Advertisement

TV Violence, ‘Rambo’ Films Assailed as British Killings Toll Rises to 17

Share
Associated Press

Two more people gunned down in Britain’s worst mass murder died of their wounds, bringing the death toll Friday to 17. The toll includes the gunman, who killed himself when he was trapped by police in a school room.

Growing public outrage in Britain, meanwhile, chose television violence and “Rambo” movies as its first targets in the aftermath of the shootings Wednesday in this normally peaceful market town, 60 miles West of London.

The British Broadcasting Corp. said it canceled the broadcast of a violent television drama about gangsters in deference to Hungerford’s 5,000 residents.

Advertisement

Witnesses have said the gunman, 27-year-old Michael Ryan, was dressed and armed like John Rambo, the film warrior played by Sylvester Stallone, when he went on the rampage.

In the conservative Daily Telegraph, columnist Leslie Garner wrote that the Rambo character “is the current icon of human destructiveness. . . . In the aftermath of Hungerford, it is sheer intellectual cowardice to pretend that these images . . . have no effect on behavior.”

‘Video Nasties’ Blamed

Michael Stewart, a social worker helping Hungerford residents cope with the shock, blamed Ryan’s behavior on “video nasties”--violent video cassette movies readily available at rental shops, even to children.

An inquest began on 33-year-old Susan Godfrey, who was shot dead while picnicking with her children in a forest near Hungerford. Her death is believed to have been the start to a shooting spree in the town itself by Ryan, a gun fancier who had been viewed by the townspeople as a quiet loner. After formalities, the inquest was adjourned until October.

Myrtle Gibbs 63, died late Thursday night of multiple gunshot wounds in the abdomen, said a statement from Princess Margaret Hospital in nearby Swindon.

She was seated in her wheelchair when she was shot. She died unaware that her husband, Victor, 66, was killed trying to shield her when Ryan burst into the room with a semiautomatic AK-47 assault rifle.

Advertisement

Victim was Magistrate’s Clerk

Ian Playle, a 34-year-old magistrate’s clerk, died Friday of head injuries. He was married and had two children.

Thirteen other victims remained hospitalized, two in intensive-care wards.
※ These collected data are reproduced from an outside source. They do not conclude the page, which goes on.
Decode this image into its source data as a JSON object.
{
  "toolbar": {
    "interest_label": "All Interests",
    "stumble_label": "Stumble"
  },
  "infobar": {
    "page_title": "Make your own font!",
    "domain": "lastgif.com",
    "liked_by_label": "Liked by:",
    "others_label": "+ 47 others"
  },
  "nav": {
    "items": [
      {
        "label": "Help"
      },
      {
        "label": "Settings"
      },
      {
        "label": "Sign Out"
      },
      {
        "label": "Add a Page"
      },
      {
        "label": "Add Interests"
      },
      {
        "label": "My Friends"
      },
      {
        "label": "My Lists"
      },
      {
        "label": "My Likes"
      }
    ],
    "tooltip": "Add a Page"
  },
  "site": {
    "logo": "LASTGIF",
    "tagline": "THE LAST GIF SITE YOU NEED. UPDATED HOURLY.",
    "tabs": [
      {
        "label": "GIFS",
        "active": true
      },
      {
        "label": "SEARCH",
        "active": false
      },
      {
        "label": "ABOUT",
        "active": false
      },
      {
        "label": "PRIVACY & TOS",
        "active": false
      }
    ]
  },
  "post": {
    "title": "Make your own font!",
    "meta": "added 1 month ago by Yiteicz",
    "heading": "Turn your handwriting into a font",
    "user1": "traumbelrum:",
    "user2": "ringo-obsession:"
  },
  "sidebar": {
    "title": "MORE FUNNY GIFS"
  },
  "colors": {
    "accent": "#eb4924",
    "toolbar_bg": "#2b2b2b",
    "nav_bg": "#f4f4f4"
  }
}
Hungerford’s citizens prayed for the victims, cleared away the broken glass, shot-up cars and blood, and turned to the problems of the survivors. A wreath lay on the steps of town hall.

Ryan will be buried in Hungerford, where he lived with his mother. She was one of those he killed.

David Fairbrass, a cousin, said Ryan may be buried in the same cemetery as his victims, but that Ryan’s 60-year-old mother, Dorothy, would be interred 25 miles away at Calne, where she was born.

Ryan’s motive remained a mystery. Investigations of his past revealed scant evidence of mental instability.

Newspapers described him as a loner who was bullied at school, but people who knew him said there were no outward signs of abnormality. Recent photographs showed a round-faced man with a thin mustache wearing a camouflage-colored floppy hat.

Advertisement

Fairbrass said that his last conversation with Ryan came at a family wedding late last year and that “he was quite outgoing. He was there with his mother. He was enjoying the day. He seemed quite jovial.”

‘Never Saw Any Girlfriends’

He said of his cousin: “We never saw any girlfriends. He didn’t drink alcohol much, and he certainly didn’t take drugs or anything like that. He was quite articulate really, but a man of few words. You would not think he was strange.”

Ryan was licensed to own five guns, and Fairbrass said his cousin once showed him a collection of antique swords.

“He was generally interested in antiques,” Fairbrass said. “He had lots of books. That interest could have perhaps led to his interest in guns.”

‘Mother Doted on Him’

The cousin said Ryan got along well with his mother and with his father, who died several years ago, adding: “His mother doted on him.”

An aunt, Connie Ryan, recalled in an interview with Independent Television News that Ryan once told her he pulled a handgun on a man he encountered in a field.

Advertisement

She said the man was “much bigger than himself, so Michael took a gun out of his pocket and held it at him, and the chap ran away, he said, which just goes to prove the power of the gun.”

Douglas Hogg, a senior Home Office official, promised an immediate investigation into the licensing of semiautomatic weapons.

“Ministers are considering urgently how these matters can be tackled both by tightening the way in which the present law is operated and by changes in the law,” he said.